Suppose log file 1 (“requests” with “sizes”) looks like:
| request | size |
|---|---|
| A | 12 |
| B | 11 |
| C | 10 |
while log file 2 looks like:
| request | size |
|---|---|
| D | 3 |
| E | 2 |
| F | 1 |
We report on the top 2 biggest requests, so the report from log 1 looks like:
| request | size |
|---|---|
| A | 12 |
| B | 11 |
while the report from log 2 would look like:
| request | size |
|---|---|
| D | 3 |
| E | 2 |
Now we change the superservice.cfg file to list the top-4 biggest items. A naive merge would lead to:
| request | size |
|---|---|
| A | 12 |
| B | 11 |
| D | 3 |
| E | 2 |
Of course, this should've been:
| request | size |
|---|---|
| A | 12 |
| B | 11 |
| C | 10 |
| D | 3 |
This effect does not occur when keeping the top-limit to the same value. However, when we're not reporting on distinct values in the log, but are summing, more horrible things might happen. Consider this: We want to report on the total size by client.
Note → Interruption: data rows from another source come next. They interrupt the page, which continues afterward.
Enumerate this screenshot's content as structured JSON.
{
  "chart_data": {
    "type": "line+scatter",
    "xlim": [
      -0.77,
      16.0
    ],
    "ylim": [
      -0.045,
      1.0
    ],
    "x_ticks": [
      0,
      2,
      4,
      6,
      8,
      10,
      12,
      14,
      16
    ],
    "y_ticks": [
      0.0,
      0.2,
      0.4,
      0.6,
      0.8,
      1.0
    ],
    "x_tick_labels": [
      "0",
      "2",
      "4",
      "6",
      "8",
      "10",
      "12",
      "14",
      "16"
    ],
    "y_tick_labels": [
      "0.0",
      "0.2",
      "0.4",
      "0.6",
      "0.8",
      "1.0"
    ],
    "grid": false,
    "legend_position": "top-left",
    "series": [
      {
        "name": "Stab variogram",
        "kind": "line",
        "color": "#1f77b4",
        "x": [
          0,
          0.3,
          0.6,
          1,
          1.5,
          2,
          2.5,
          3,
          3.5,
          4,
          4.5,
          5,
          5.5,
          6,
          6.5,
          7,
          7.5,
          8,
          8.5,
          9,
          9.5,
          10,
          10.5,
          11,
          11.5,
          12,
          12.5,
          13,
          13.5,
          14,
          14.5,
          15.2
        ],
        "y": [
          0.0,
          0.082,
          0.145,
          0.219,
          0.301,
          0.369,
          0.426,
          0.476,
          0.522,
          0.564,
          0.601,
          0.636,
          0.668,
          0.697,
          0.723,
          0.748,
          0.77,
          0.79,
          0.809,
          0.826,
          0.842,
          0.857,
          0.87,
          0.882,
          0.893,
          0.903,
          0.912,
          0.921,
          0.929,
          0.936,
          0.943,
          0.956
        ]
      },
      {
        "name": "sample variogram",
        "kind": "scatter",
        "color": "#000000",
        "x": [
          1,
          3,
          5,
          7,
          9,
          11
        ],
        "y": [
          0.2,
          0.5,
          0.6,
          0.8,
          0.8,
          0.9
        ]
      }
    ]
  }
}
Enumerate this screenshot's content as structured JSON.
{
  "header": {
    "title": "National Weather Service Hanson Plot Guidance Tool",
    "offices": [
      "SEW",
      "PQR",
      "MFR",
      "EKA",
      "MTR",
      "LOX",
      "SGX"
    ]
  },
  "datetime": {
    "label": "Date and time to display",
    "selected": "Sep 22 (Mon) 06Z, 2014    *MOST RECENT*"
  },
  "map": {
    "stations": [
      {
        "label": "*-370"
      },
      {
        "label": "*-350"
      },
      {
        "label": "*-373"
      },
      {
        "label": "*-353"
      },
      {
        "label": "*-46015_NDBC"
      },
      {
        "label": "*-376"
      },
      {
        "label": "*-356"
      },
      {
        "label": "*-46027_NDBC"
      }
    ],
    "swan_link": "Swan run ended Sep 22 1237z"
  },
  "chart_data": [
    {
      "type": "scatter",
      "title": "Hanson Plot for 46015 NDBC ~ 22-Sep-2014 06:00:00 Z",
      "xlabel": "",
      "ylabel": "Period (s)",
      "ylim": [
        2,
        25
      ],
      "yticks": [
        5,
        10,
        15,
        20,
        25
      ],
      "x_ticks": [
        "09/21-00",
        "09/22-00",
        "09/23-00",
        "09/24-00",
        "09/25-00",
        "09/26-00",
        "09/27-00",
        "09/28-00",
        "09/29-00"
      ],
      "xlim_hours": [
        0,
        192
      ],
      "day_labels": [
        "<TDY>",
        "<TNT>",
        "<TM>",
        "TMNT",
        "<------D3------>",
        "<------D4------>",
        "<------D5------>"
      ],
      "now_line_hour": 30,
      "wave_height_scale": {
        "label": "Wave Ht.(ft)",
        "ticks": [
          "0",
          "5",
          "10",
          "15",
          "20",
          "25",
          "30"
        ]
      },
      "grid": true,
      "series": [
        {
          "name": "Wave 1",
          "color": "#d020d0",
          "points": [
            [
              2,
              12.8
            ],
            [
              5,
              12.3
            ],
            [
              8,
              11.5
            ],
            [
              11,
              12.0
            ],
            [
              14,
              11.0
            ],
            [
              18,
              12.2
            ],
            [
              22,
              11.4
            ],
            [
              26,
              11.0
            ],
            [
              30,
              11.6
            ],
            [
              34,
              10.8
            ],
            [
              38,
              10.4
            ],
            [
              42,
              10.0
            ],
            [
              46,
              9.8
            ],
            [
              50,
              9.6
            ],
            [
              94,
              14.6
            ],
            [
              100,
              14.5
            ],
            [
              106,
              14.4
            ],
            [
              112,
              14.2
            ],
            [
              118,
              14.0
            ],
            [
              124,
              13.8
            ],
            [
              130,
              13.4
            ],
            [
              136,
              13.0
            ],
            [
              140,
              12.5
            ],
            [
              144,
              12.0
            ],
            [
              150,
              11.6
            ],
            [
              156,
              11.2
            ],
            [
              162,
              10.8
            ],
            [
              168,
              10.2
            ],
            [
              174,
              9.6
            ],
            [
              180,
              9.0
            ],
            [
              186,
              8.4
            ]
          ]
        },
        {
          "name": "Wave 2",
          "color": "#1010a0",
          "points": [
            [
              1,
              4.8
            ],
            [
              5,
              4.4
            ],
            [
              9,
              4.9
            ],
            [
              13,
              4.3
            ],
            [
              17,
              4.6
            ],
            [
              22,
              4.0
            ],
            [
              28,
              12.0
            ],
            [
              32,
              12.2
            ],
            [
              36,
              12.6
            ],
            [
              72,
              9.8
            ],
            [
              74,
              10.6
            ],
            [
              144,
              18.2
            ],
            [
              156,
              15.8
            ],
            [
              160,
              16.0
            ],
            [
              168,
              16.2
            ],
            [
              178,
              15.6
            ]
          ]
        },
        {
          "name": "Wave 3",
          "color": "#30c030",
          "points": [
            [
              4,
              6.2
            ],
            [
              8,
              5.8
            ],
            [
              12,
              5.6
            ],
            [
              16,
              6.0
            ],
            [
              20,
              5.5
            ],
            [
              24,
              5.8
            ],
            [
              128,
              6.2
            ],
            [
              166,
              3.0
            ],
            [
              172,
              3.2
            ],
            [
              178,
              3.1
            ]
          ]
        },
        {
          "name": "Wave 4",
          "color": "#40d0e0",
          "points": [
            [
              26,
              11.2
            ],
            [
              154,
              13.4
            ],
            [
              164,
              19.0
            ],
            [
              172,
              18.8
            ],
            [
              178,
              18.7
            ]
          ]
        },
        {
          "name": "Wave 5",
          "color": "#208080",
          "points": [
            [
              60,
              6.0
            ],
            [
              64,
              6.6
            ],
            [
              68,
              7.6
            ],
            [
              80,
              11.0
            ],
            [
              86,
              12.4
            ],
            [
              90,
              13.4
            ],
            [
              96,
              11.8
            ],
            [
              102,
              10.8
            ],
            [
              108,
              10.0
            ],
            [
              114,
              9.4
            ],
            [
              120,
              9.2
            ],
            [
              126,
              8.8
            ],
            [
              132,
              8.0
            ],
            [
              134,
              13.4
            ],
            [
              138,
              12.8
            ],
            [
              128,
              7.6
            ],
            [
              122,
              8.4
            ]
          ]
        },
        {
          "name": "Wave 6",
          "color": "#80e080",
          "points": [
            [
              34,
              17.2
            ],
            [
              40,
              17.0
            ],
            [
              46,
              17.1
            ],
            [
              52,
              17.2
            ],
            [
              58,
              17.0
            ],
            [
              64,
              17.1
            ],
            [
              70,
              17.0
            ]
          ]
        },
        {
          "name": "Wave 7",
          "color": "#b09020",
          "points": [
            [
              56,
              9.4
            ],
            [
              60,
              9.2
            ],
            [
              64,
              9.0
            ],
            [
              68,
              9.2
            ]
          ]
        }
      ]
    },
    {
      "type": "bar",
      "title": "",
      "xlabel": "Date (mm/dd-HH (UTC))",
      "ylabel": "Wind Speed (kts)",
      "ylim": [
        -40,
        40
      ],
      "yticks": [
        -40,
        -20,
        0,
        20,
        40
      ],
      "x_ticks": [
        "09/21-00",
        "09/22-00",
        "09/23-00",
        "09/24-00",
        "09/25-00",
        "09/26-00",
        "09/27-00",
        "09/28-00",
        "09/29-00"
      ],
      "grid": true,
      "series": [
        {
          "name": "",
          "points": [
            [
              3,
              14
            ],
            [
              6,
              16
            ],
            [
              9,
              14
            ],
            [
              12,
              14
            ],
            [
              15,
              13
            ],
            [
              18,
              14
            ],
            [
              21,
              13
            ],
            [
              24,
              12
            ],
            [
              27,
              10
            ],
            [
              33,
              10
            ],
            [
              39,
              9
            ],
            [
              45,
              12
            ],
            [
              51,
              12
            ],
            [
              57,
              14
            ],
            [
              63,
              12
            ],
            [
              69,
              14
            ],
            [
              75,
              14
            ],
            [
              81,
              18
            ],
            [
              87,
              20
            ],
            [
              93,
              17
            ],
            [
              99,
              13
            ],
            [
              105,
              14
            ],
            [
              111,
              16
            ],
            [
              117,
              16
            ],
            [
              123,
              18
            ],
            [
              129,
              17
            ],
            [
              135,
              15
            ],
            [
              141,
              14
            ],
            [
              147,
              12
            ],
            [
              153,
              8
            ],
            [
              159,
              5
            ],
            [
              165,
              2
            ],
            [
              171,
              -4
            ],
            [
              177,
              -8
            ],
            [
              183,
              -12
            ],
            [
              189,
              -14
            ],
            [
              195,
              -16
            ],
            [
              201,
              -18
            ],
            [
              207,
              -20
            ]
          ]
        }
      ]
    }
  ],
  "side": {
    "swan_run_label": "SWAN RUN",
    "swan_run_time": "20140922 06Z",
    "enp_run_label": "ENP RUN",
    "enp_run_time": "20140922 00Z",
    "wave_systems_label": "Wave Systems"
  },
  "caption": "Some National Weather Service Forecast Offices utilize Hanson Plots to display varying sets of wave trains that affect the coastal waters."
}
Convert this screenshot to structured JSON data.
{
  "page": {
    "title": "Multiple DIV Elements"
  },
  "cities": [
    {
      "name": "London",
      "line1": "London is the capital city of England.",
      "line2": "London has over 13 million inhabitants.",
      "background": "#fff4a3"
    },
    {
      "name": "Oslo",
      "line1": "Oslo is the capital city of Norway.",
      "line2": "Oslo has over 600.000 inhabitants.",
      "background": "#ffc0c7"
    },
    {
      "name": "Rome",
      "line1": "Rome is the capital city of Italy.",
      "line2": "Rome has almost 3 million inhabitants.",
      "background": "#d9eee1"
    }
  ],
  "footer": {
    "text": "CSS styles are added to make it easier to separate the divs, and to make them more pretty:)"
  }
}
Logs look like:
| client | size |
|---|---|
| a | 12 |
| b | 11 |
| c | 10 |
and
| client | size |
|---|---|
| d | 4 |
| e | 4 |
| c | 3 |
Reports from these logs would look like:
| client | size |
|---|---|
| a | 12 |
| b | 11 |
| client | size |
|---|---|
| d | 4 |
| e | 4 |
After naively merging, one would get:
| client | size |
|---|---|
| a | 12 |
| b | 11 |
In fact, the complete report should look like:
| client | size |
|---|---|
| c | 13 |
| a | 12 |
Luckily, the Lire merging algorithm is not this naive: in fact, the XML reports store a little more records than actually needed. This heuristic trick leads to sane merged reports in most cases. However, since this is merely a heuristic trick, it is no waterproof guarantee.
See the description of the guess_extra_entries routine in the Lire::Group manpage for more implementation details.